6°) dire que la délibération du conseil de l'ordre des avocats au barreau de Marseille en date du 16 décembre 2014 désignant pour l'année 2015 les membres titulaires et suppléants du conseil régional de discipline des avocats du ressort de la cour d'appel d'Aix-en-Provence , concomitante de la délibération du même jour désignant Me [F] [V] et Me [G] [B] en qualité de rapporteurs dans le cadre des prétendues poursuites disciplinaires initiées à l'encontre de Me [Q] [I] par Me [C] [R], alors bâtonnier en exercice, par acte du 9 décembre 2014, notifié par lettre recommandée avec avis de réception du 11 décembre 2014, reçue le 12 décembre 2014, méconnaît l'autorité de chose jugée erga omnes qui s'attache, en vertu de l'article 62 alinéa 3 de la constitution du 4 octobre 1958 aux motifs et au dispositif de la décision n°80-127 DC. des 19 et 20 janvier 1981, loi renforçant la sécurité et protégeant la liberté des personnes, par laquelle le Conseil constitutionnel a consacré le statut constitutionnel de l'avocat défenseur, exclusif de tout régime disciplinaire,

7°) dire que la même délibération du conseil de l'ordre des avocats au barreau de Marseille en date du 16 décembre 2014 méconnaît l'exigence d'impartialité qui s'impose aux membres du conseil régional de discipline des avocats du ressort de la cour d'appel d'Aix-en-Provence, comme à tout membre d'une juridiction,

8°) en conséquence, annuler en toutes ses dispositions la délibération du conseil de l'ordre des avocats au barreau de Marseille en date du 16 décembre 2014 désignant pour l'année 2015 les membres titulaires et suppléants du conseil régional de discipline des avocats du ressort de la cour d'appel d'Aix-en-Provence ,

vu les articles 697, 698 et 700 du code de procédure civile,

9°) condamner in solidum le barreau de Marseille et Me Nathalie OLMER aux entiers dépens de l'instance,

10°) condamner in solidum le barreau de Marseille et Me Nathalie OLMER à payer à Me [Q] [I] la somme de 3.000 € au titre des frais exposés et non compris dans les dépens.

M.[I] expose avoir fait l'objet d'un acte de saisine disciplinaire du conseil régional de discipline des avocats par Me [R], alors bâtonnier en exercice, au prétexte d'un manquement grave de l'obligation de renseignement et au devoir de conseil concernant un litige d'honoraires qui l'oppose à ses anciens clients les époux [P], de la saisine par onze requérants de la Cour de justice de l'Union européenne le 13 mai 2014, pour le génocide arménien et d'autres crimes contre l'humanité, sa réponse à la lettre de M.[N] [T], président en exercice de la Cour de justice de l'Union européenne.

M.[I] estime que son recours est recevable, qu'il a intérêt à agir alors que le choix de la désignation de rapporteurs est de nature à léser ses intérêts.

M.[I] soulève la nullité pour irrégularité de fond des conclusions communiquées le 27 août 2015 par Me Nathalie OLMER, prétendument prises au nom et pour le compte du barreau de Marseille, en application de l'article 117 du code de procédure civile.

Il estime que Me Nathalie OLMER est dépourvue du pouvoir de représenter en justice le barreau de Marseille.
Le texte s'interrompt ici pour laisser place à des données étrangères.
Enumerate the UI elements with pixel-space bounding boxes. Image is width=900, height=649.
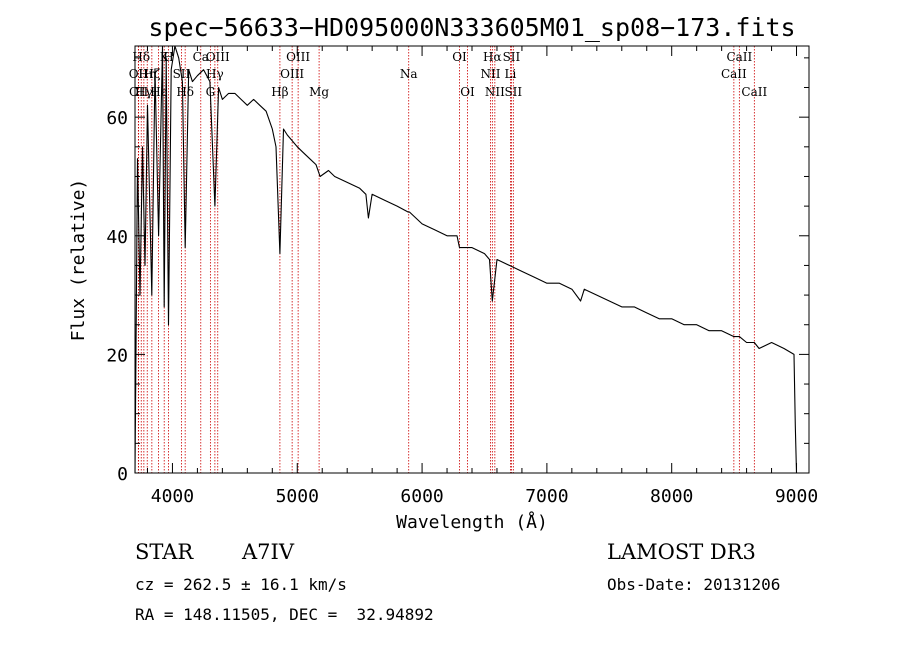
- x-tick-label: 9000: [775, 486, 818, 507]
- survey-name: LAMOST DR3: [607, 540, 756, 564]
- chart-title: spec−56633−HD095000N333605M01_sp08−173.f…: [148, 13, 795, 42]
- line-label: Hδ: [132, 50, 150, 64]
- x-tick-label: 4000: [151, 486, 194, 507]
- line-label: Mg: [309, 85, 329, 99]
- line-label: Hγ: [135, 85, 153, 99]
- spectral-line-labels: OIIOIIHδHγHηHζHεKHSIIHδCaGOIIIHγHβOIIIOI…: [129, 50, 768, 99]
- line-label: Hδ: [176, 85, 194, 99]
- object-subclass: A7IV: [241, 540, 295, 564]
- x-tick-label: 7000: [525, 486, 568, 507]
- line-label: CaII: [741, 85, 767, 99]
- line-label: NII: [480, 67, 500, 81]
- obs-date: Obs-Date: 20131206: [607, 575, 780, 594]
- y-axis-label: Flux (relative): [68, 179, 89, 342]
- line-label: Hζ: [143, 67, 160, 81]
- y-tick-label: 40: [106, 227, 128, 248]
- line-label: OIII: [206, 50, 230, 64]
- line-label: Hε: [150, 85, 167, 99]
- line-label: Hγ: [206, 67, 224, 81]
- line-label: OIII: [280, 67, 304, 81]
- x-axis-label: Wavelength (Å): [396, 511, 548, 533]
- line-label: SII: [503, 50, 521, 64]
- line-label: NII: [485, 85, 505, 99]
- object-class: STAR: [135, 540, 194, 564]
- spectral-line-markers: [137, 46, 755, 473]
- line-label: Na: [400, 67, 418, 81]
- line-label: OII: [129, 85, 149, 99]
- line-label: OI: [460, 85, 475, 99]
- line-label: OIII: [286, 50, 310, 64]
- x-tick-label: 5000: [276, 486, 319, 507]
- line-label: OI: [452, 50, 467, 64]
- spectrum-line: [134, 45, 798, 474]
- x-axis: 4000 5000 6000 7000 8000 9000: [146, 46, 818, 507]
- y-tick-label: 60: [106, 108, 128, 129]
- redshift-value: cz = 262.5 ± 16.1 km/s: [135, 575, 347, 594]
- line-label: Ca: [193, 50, 209, 64]
- line-label: Li: [505, 67, 517, 81]
- line-label: H: [163, 50, 173, 64]
- line-label: Hα: [483, 50, 502, 64]
- line-label: OII: [129, 67, 149, 81]
- coordinates: RA = 148.11505, DEC = 32.94892: [135, 605, 434, 624]
- line-label: Hβ: [271, 85, 288, 99]
- x-tick-label: 6000: [400, 486, 443, 507]
- plot-frame: [134, 45, 810, 474]
- x-tick-label: 8000: [650, 486, 693, 507]
- y-tick-label: 0: [117, 464, 128, 485]
- y-tick-label: 20: [106, 345, 128, 366]
- line-label: CaII: [721, 67, 747, 81]
- line-label: CaII: [726, 50, 752, 64]
- line-label: Hη: [138, 67, 156, 81]
- line-label: K: [160, 50, 170, 64]
- line-label: SII: [504, 85, 522, 99]
- y-axis: 0 20 40 60: [106, 57, 809, 485]
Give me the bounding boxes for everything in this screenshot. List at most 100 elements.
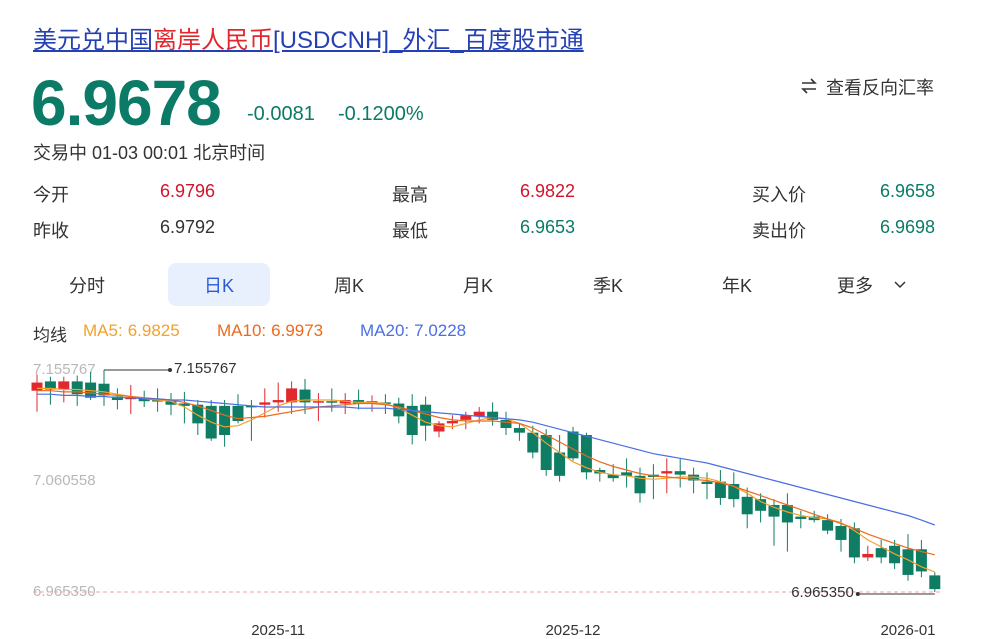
- legend-name: MA10:: [217, 321, 267, 340]
- candle-body: [567, 431, 579, 459]
- candle-body: [915, 549, 927, 572]
- y-tick-label: 7.060558: [33, 472, 96, 489]
- candle-body: [406, 405, 418, 436]
- candle-body: [929, 575, 941, 590]
- candle-body: [540, 435, 552, 470]
- candle-body: [781, 504, 793, 523]
- y-tick-label: 6.965350: [33, 583, 96, 600]
- change-pct: -0.1200%: [338, 103, 424, 125]
- annotation-label: 7.155767: [174, 360, 237, 377]
- candle-body: [44, 381, 56, 390]
- stat-label: 买入价: [752, 185, 806, 205]
- x-tick-label: 2025-11: [251, 622, 305, 639]
- candle-body: [634, 475, 646, 494]
- candle-body: [835, 525, 847, 540]
- candle-body: [420, 404, 432, 426]
- candle-body: [272, 400, 284, 403]
- page-title[interactable]: 美元兑中国离岸人民币[USDCNH]_外汇_百度股市通: [33, 20, 584, 55]
- candle-body: [607, 474, 619, 479]
- candle-body: [259, 402, 271, 405]
- candle-body: [460, 415, 472, 420]
- candle-body: [500, 419, 512, 429]
- candle-body: [71, 381, 83, 395]
- ma-line: [37, 387, 936, 573]
- candle-body: [554, 452, 566, 476]
- candle-body: [728, 483, 740, 500]
- candle-body: [621, 472, 633, 476]
- ma-line: [37, 390, 935, 556]
- stat-value: 6.9653: [520, 217, 576, 237]
- annotation-label: 6.965350: [791, 584, 854, 601]
- candle-body: [862, 553, 874, 558]
- candle-body: [178, 403, 190, 406]
- stat-label: 最高: [392, 185, 428, 205]
- tab-highlight: [168, 263, 270, 306]
- candle-body: [446, 421, 458, 424]
- ma-line: [37, 393, 936, 526]
- candle-body: [822, 520, 834, 531]
- status: 交易中 01-03 00:01 北京时间: [33, 143, 266, 163]
- candle-body: [165, 401, 177, 405]
- stat-value: 6.9796: [160, 181, 216, 201]
- stat-value: 6.9698: [880, 217, 936, 237]
- stat-value: 6.9792: [160, 217, 216, 237]
- candle-body: [487, 411, 499, 420]
- stat-label: 今开: [33, 185, 69, 205]
- candle-body: [795, 516, 807, 519]
- change: -0.0081: [247, 103, 315, 125]
- legend-value: 6.9973: [271, 321, 324, 340]
- candle-body: [848, 528, 860, 558]
- tab[interactable]: 周K: [333, 276, 364, 296]
- candle-body: [138, 398, 150, 402]
- candle-body: [125, 397, 137, 400]
- legend-name: MA20:: [360, 321, 410, 340]
- candle-body: [232, 405, 244, 422]
- annotation-dot: [855, 592, 860, 596]
- tab[interactable]: 日K: [203, 276, 234, 296]
- price: 6.9678: [31, 67, 222, 139]
- chevron[interactable]: [893, 279, 907, 291]
- candle-body: [192, 404, 204, 424]
- stat-value: 6.9822: [520, 181, 576, 201]
- stat-label: 最低: [392, 221, 428, 241]
- legend-name: MA5:: [83, 321, 123, 340]
- candle-body: [714, 481, 726, 498]
- title-part[interactable]: 离岸人民币: [153, 27, 273, 54]
- reverse-link[interactable]: 查看反向汇率: [826, 78, 934, 98]
- tab[interactable]: 月K: [462, 276, 493, 296]
- annotation-dot: [168, 368, 172, 372]
- stat-label: 卖出价: [752, 221, 806, 241]
- tab[interactable]: 更多: [837, 276, 873, 296]
- x-tick-label: 2025-12: [545, 622, 600, 639]
- candle-body: [768, 504, 780, 517]
- candle-body: [755, 499, 767, 511]
- candle-body: [152, 400, 164, 402]
- candle-body: [527, 432, 539, 453]
- legend-value: 7.0228: [414, 321, 467, 340]
- candle-body: [286, 388, 298, 403]
- title-part[interactable]: 美元兑中国: [33, 27, 153, 54]
- candle-body: [353, 400, 365, 404]
- x-tick-label: 2026-01: [880, 622, 935, 639]
- candle-body: [875, 548, 887, 558]
- candle-body: [473, 411, 485, 417]
- candle-body: [31, 382, 43, 391]
- candle-body: [326, 401, 338, 403]
- y-tick-label: 7.155767: [33, 361, 96, 378]
- tab[interactable]: 分时: [69, 276, 105, 296]
- legend-value: 6.9825: [127, 321, 180, 340]
- tab[interactable]: 年K: [721, 276, 752, 296]
- candle-body: [312, 401, 324, 403]
- candle-body: [674, 471, 686, 475]
- candle-body: [58, 381, 70, 390]
- legend-title: 均线: [33, 326, 67, 345]
- title-part[interactable]: [USDCNH]_外汇_百度股市通: [273, 27, 584, 54]
- candle-body: [902, 549, 914, 575]
- stat-value: 6.9658: [880, 181, 936, 201]
- swap-icon[interactable]: [800, 77, 818, 95]
- candle-body: [299, 389, 311, 403]
- tab[interactable]: 季K: [592, 276, 623, 296]
- candle-body: [741, 496, 753, 515]
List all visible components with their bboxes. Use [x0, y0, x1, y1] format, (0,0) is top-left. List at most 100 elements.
Il fait valoir qu'en application de l'article 17 de la loi du 31 décembre 1971, le conseil de l'ordre peut autoriser le bâtonnier à ester en justice et considère que le bâtonnier ne peut agir en justice pour le compte du barreau sans y être expressément habilité.

Il fait observer que le bâtonnier n'a pas eu d'autorisation d'agir en justice et que Me OLMER ne pouvait être mandaté par quiconque. Il estime que les conclusions prises par Me OLMER sont hors des limites de son mandat.

Il estime qu'aucun de ses recours n'est abusif.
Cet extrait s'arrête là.